The registrant is unable to file its Annual Report on Form 10-K within the prescribed time period without unreasonable effort or expense due to its need for additional time to review and finalize the income tax information received from its Mexican subsidiary in order to properly prepare a complete and accurate report. In addition, the Company has not completed its testing and assessment of the effectiveness of its internal control over financial reporting due in part to identified control deficiencies related to completeness and accuracy of underlying data used in the determination of its income tax provision. These deficiencies, or combination of deficiencies, may result in a material weakness. There is a possibility that upon completion of its testing and assessment of the effectiveness of internal control over financial reporting, the Company may determine that there are additional material weaknesses.

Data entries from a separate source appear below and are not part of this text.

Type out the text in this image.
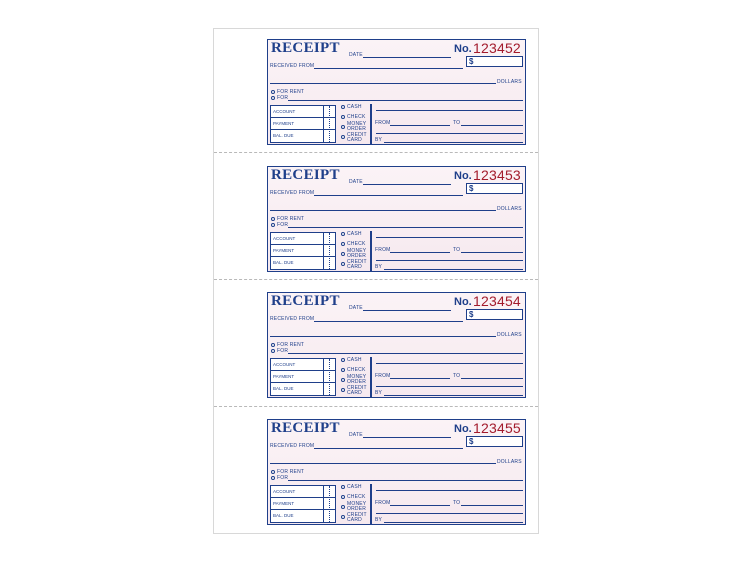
RECEIPT DATE	No. 123452
$
RECEIVED FROM
DOLLARS
FOR RENT
FOR
ACCOUNT
PAYMENT
BAL. DUE
CASH
CHECK
MONEY
ORDER
CREDIT
CARD
FROM	TO
BY
RECEIPT DATE	No. 123453
$
RECEIVED FROM
DOLLARS
FOR RENT
FOR
ACCOUNT
PAYMENT
BAL. DUE
CASH
CHECK
MONEY
ORDER
CREDIT
CARD
FROM	TO
BY
RECEIPT DATE	No. 123454
$
RECEIVED FROM
DOLLARS
FOR RENT
FOR
ACCOUNT
PAYMENT
BAL. DUE
CASH
CHECK
MONEY
ORDER
CREDIT
CARD
FROM	TO
BY
RECEIPT DATE	No. 123455
$
RECEIVED FROM
DOLLARS
FOR RENT
FOR
ACCOUNT
PAYMENT
BAL. DUE
CASH
CHECK
MONEY
ORDER
CREDIT
CARD
FROM	TO
BY
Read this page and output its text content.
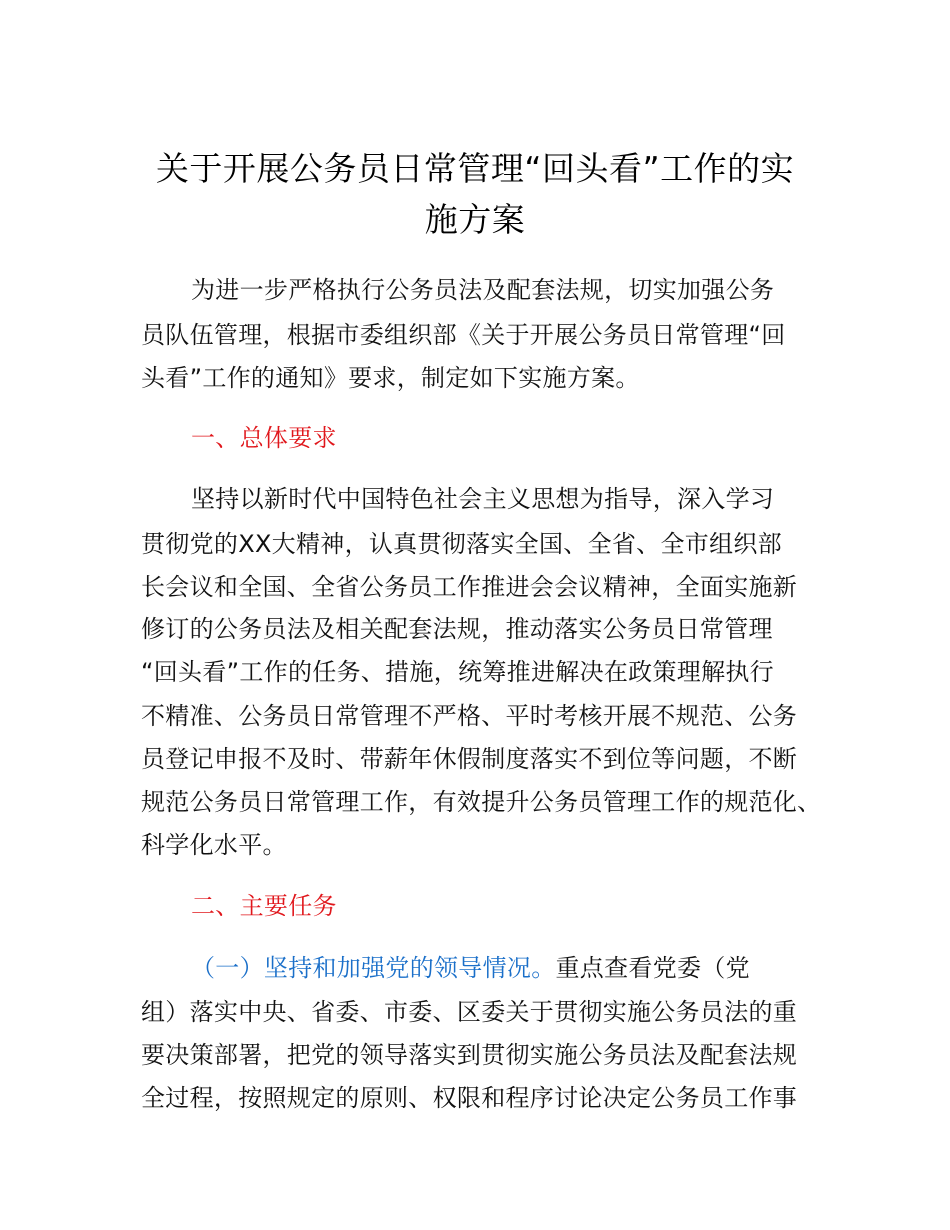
关于开展公务员日常管理“回头看”工作的实
施方案
为进一步严格执行公务员法及配套法规，切实加强公务
员队伍管理，根据市委组织部《关于开展公务员日常管理“回
头看”工作的通知》要求，制定如下实施方案。
一、总体要求
坚持以新时代中国特色社会主义思想为指导，深入学习
贯彻党的XX大精神，认真贯彻落实全国、全省、全市组织部
长会议和全国、全省公务员工作推进会会议精神，全面实施新
修订的公务员法及相关配套法规，推动落实公务员日常管理
“回头看”工作的任务、措施，统筹推进解决在政策理解执行
不精准、公务员日常管理不严格、平时考核开展不规范、公务
员登记申报不及时、带薪年休假制度落实不到位等问题，不断
规范公务员日常管理工作，有效提升公务员管理工作的规范化、
科学化水平。
二、主要任务
（一）坚持和加强党的领导情况。重点查看党委（党
组）落实中央、省委、市委、区委关于贯彻实施公务员法的重
要决策部署，把党的领导落实到贯彻实施公务员法及配套法规
全过程，按照规定的原则、权限和程序讨论决定公务员工作事
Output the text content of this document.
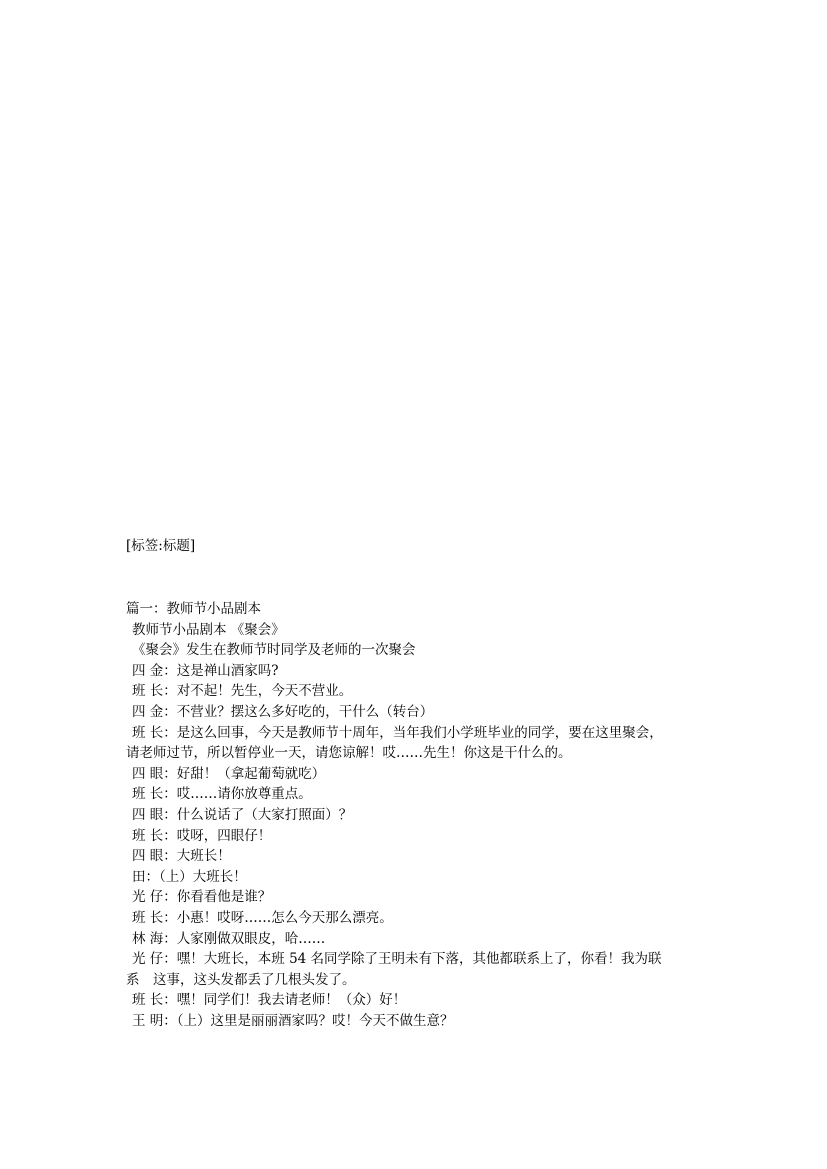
[标签:标题]
篇一：教师节小品剧本
教师节小品剧本 《聚会》
《聚会》发生在教师节时同学及老师的一次聚会
四 金：这是禅山酒家吗?
班 长：对不起！先生，今天不营业。
四 金：不营业？摆这么多好吃的，干什么（转台）
班 长：是这么回事，今天是教师节十周年，当年我们小学班毕业的同学，要在这里聚会，
请老师过节，所以暂停业一天，请您谅解！哎……先生！你这是干什么的。
四 眼：好甜！（拿起葡萄就吃）
班 长：哎……请你放尊重点。
四 眼：什么说话了（大家打照面）？
班 长：哎呀，四眼仔！
四 眼：大班长！
田：（上）大班长！
光 仔：你看看他是谁？
班 长：小惠！哎呀……怎么今天那么漂亮。
林 海：人家刚做双眼皮，哈……
光 仔：嘿！大班长，本班 54 名同学除了王明未有下落，其他都联系上了，你看！我为联
系　这事，这头发都丢了几根头发了。
班 长：嘿！同学们！我去请老师！（众）好！
王 明：（上）这里是丽丽酒家吗？哎！今天不做生意？
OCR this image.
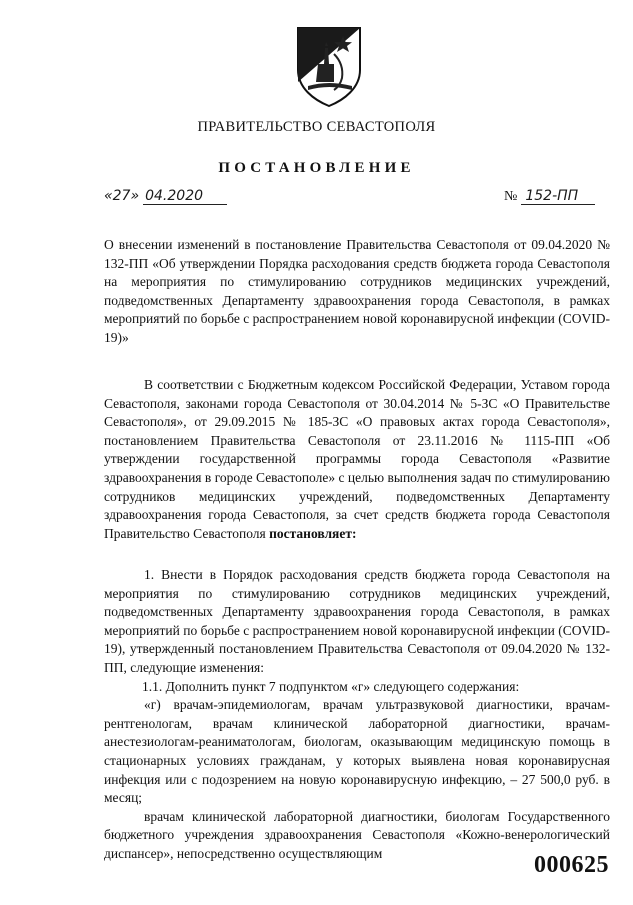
ПРАВИТЕЛЬСТВО СЕВАСТОПОЛЯ
ПОСТАНОВЛЕНИЕ
«27» 04.2020	№ 152-ПП

О внесении изменений в постановление Правительства Севастополя от 09.04.2020 № 132-ПП «Об утверждении Порядка расходования средств бюджета города Севастополя на мероприятия по стимулированию сотрудников медицинских учреждений, подведомственных Департаменту здравоохранения города Севастополя, в рамках мероприятий по борьбе с распространением новой коронавирусной инфекции (COVID-19)»

В соответствии с Бюджетным кодексом Российской Федерации, Уставом города Севастополя, законами города Севастополя от 30.04.2014 № 5-ЗС «О Правительстве Севастополя», от 29.09.2015 № 185-ЗС «О правовых актах города Севастополя», постановлением Правительства Севастополя от 23.11.2016 № 1115-ПП «Об утверждении государственной программы города Севастополя «Развитие здравоохранения в городе Севастополе» с целью выполнения задач по стимулированию сотрудников медицинских учреждений, подведомственных Департаменту здравоохранения города Севастополя, за счет средств бюджета города Севастополя Правительство Севастополя постановляет:

1. Внести в Порядок расходования средств бюджета города Севастополя на мероприятия по стимулированию сотрудников медицинских учреждений, подведомственных Департаменту здравоохранения города Севастополя, в рамках мероприятий по борьбе с распространением новой коронавирусной инфекции (COVID-19), утвержденный постановлением Правительства Севастополя от 09.04.2020 № 132-ПП, следующие изменения:

1.1. Дополнить пункт 7 подпунктом «г» следующего содержания:

«г) врачам-эпидемиологам, врачам ультразвуковой диагностики, врачам-рентгенологам, врачам клинической лабораторной диагностики, врачам-анестезиологам-реаниматологам, биологам, оказывающим медицинскую помощь в стационарных условиях гражданам, у которых выявлена новая коронавирусная инфекция или с подозрением на новую коронавирусную инфекцию, – 27 500,0 руб. в месяц;

врачам клинической лабораторной диагностики, биологам Государственного бюджетного учреждения здравоохранения Севастополя «Кожно-венерологический диспансер», непосредственно осуществляющим	000625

These matters required the registrant to perform additional procedures and analyses that affected the timeliness of the its annual financial statement close process and preparation of the Form 10-K. Management is in the process of completing its Form 10-K. These additional procedures and analysis are not expected to result in any material change to previously reported financial statements.

 

SEC 1344 (05-06)   

Persons who are to respond to the collection of information contained in

this form are not required to respond unless the form displays a currently

valid OMB control number.

(Attach extra Sheets if Needed)

 

 

PART IV — OTHER INFORMATION

 

(1)  Name and telephone number of person to contact in regard to this notification

 

Jason Reid        303       320-7708
(Name)        (Area Code)       (Telephone Number)

 

(2)  Have all other periodic reports required under Section 13 or 15(d) of the Securities Exchange Act of 1934 or Section 30 of the Investment Company Act of 1940 during the preceding 12 months or for such shorter period that the registrant was required to file such report(s) been filed ? If answer is no, identify report(s).    Yes  x    No  ¨

 

(3)  Is it anticipated that any significant change in results of operations from the corresponding period for the last fiscal year will be reflected by the earnings statements to be included in the subject report or portion thereof?    Yes  x    No  ¨

If so, attach an explanation of the anticipated change, both narratively and quantitatively, and, if appropriate, state the reasons why a reasonable estimate of the results cannot be made.

 

 

 

GOLD RESOURCE CORPORATION

(Name of Registrant as Specified in Charter)

has caused this notification to be signed on its behalf by the undersigned hereunto duly authorized.

 

Date 

  March 18, 2014     By     

/s/ Jason D. Reid

      Chief Executive Officer and President

INSTRUCTION: The form may be signed by an executive officer of the registrant or by any other duly authorized representative. The name and title of the person signing the form shall be typed or printed beneath the signature. If the statement is signed on behalf of the registrant by an authorized representative (other than an executive officer), evidence of the representative’s authority to sign on behalf of the registrant shall be filed with the form.

 

ATTENTION

 

Intentional misstatements or omissions of fact constitute Federal Criminal Violations (See 18 U.S.C. 1001).

 

 

PART IV — OTHER INFORMATION

 

(3)  The registrant will report decreased net income for the twelve month period compared to the corresponding period for the prior fiscal year due to a decrease in realized metal prices and an increase in production costs.